Treatment: Although therapy for BA has never been systematically studied, since 1983 erythromycin has been the mainstay of treatment. Empirical therapy with erythromycin 500 mg po qid (25) results in improvement in cutaneous lesions within one week, and resolution within one month, leaving hyperpigmentation indefinitely (26). For severe infections, or when gastrointestinal side effects precludes oral erythromycin, the intravenous form has been advocated (2). There have been no reported cases resistant to erythromycin (1). Other antibiotics have been used with variable success (2). There is no response to penicillins, penicillinase-resistant penicillins, or first-generation cephalosporins (25). This is significant since these latter antibiotics are often the mainstay of therapy for infections seen commonly by the plastic surgeon. As well, there is no response to either radiation or cytotoxic therapy which are used to treat Kaposi’s sarcoma (1).

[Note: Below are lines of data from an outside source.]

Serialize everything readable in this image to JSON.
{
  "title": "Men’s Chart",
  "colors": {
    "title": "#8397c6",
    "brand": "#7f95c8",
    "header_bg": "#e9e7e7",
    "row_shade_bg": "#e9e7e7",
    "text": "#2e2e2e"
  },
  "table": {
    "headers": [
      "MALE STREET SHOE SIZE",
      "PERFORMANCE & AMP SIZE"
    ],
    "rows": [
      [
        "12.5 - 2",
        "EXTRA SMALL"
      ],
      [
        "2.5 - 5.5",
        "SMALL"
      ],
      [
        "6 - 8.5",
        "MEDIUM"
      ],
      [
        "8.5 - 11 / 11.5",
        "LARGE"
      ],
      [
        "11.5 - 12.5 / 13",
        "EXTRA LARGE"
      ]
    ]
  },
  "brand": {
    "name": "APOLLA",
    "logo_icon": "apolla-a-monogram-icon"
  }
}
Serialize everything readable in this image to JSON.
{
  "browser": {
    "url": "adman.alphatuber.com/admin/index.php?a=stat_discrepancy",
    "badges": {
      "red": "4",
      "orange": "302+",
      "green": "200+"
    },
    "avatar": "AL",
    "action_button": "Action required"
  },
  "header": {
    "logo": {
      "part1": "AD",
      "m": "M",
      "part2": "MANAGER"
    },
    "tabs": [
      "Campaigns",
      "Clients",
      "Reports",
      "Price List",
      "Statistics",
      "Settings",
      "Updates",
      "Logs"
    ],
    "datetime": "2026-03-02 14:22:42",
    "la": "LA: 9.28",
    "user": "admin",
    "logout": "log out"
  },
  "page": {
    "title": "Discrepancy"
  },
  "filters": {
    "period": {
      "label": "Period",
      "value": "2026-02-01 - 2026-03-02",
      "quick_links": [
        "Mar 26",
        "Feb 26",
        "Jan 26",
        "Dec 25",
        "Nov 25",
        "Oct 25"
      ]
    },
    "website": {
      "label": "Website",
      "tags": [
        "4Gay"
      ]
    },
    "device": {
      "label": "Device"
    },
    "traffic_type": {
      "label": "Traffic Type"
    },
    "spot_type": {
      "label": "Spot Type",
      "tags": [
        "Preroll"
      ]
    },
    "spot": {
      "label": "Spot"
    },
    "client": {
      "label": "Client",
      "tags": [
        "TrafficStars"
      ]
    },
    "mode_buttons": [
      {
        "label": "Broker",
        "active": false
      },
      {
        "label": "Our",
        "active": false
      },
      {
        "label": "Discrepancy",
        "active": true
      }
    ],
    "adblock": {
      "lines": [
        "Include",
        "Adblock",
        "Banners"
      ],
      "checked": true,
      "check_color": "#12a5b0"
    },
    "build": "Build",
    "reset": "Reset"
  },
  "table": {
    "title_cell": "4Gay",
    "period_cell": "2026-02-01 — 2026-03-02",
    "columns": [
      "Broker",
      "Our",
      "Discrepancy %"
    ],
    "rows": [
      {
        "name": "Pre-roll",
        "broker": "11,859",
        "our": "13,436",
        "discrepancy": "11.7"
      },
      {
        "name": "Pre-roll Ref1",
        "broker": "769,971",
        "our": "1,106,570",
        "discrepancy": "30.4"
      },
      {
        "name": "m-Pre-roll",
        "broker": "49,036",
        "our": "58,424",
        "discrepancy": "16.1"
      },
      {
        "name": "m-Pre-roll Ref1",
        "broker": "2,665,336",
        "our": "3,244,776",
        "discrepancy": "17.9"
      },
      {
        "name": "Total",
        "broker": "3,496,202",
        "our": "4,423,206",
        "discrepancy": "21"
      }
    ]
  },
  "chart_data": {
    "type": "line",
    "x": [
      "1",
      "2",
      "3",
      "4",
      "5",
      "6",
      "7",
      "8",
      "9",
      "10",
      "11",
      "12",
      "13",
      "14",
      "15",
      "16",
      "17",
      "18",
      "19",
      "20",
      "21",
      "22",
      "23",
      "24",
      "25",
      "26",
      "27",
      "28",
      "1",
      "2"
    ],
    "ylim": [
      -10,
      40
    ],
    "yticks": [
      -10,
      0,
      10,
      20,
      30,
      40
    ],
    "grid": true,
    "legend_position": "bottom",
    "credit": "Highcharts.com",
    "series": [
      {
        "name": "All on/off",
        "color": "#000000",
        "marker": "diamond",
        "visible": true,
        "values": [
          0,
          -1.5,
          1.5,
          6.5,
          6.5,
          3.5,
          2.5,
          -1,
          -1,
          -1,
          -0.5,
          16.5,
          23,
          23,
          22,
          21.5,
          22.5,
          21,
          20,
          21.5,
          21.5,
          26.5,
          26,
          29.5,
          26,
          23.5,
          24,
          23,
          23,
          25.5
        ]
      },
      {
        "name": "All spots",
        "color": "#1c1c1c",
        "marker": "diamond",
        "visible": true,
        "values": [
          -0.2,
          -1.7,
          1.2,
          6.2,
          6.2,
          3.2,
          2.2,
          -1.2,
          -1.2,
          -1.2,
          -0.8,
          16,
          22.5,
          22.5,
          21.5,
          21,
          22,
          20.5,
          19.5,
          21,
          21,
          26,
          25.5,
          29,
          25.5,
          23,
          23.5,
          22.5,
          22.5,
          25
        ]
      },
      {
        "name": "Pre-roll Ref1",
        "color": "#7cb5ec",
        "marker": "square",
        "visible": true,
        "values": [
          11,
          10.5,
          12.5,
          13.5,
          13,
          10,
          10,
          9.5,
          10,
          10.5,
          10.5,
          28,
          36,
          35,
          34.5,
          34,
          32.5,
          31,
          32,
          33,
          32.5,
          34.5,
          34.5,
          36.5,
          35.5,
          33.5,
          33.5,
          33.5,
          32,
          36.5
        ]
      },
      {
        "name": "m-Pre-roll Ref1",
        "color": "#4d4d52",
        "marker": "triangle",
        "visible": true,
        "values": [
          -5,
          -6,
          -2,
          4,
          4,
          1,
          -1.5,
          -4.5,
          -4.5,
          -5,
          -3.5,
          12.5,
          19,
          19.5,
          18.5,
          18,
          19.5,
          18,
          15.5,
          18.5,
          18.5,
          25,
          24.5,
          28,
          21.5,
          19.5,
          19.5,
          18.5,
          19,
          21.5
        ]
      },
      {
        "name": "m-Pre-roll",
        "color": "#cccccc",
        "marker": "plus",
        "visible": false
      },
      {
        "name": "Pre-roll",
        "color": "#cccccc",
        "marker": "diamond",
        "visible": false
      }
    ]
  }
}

The duration of therapy is determined by concurrent organ involvement (2). Isolated cutaneous BA may be cured with an eight-week course of erythromycin, 2g/day. However, relapse may occur, requiring an additional 16-week course, and osseous and hepatic disease may require lifelong suppressive therapy. Although untreated lesions may occasionally resolve or persist without spread, most increase in size and number resulting in significant disfiguration (1). It is imperative that BA be treated since there have been two reported cases of death as a result of concurrent systemic disease (27).

Epidemiology: Anecdotal reports initially linked BA to traumatic exposure to cats. Recently, a systematic investigation between environmental exposure and BA was conducted (28). This large case-control study showed an association between the development of BA and a recent cat bite or scratch. There was no association with insect bites, even though other members of the family Rickettsiaceae are transmitted via arthropod vectors. It is interesting to note that one-third of the patients with BA had no exposure to cats. This was explained by the possibility that B henselae and B quintana, both of which cause BA, may have different modes of transmission, so the risk factors for acquisition of the two organisms may differ.

CONCLUSION
BA is a unique, AIDS-related disorder which is novel, since it is caused by a bacteria, rather than the virus or fungus which usually afflicts AIDS patients. The implication is that the natural defense mechanism to the organism must be T-cell mediated. Recognition of cutaneous BA is important since Bartonella infection is potentially fatal due to concurrent organ involvement. As well, the lesions can be easily confused with other malignant, benign or infectious processes which the plastic surgeon encounters frequently. When recognized, BA is usually easily treated and cured with erythromycin.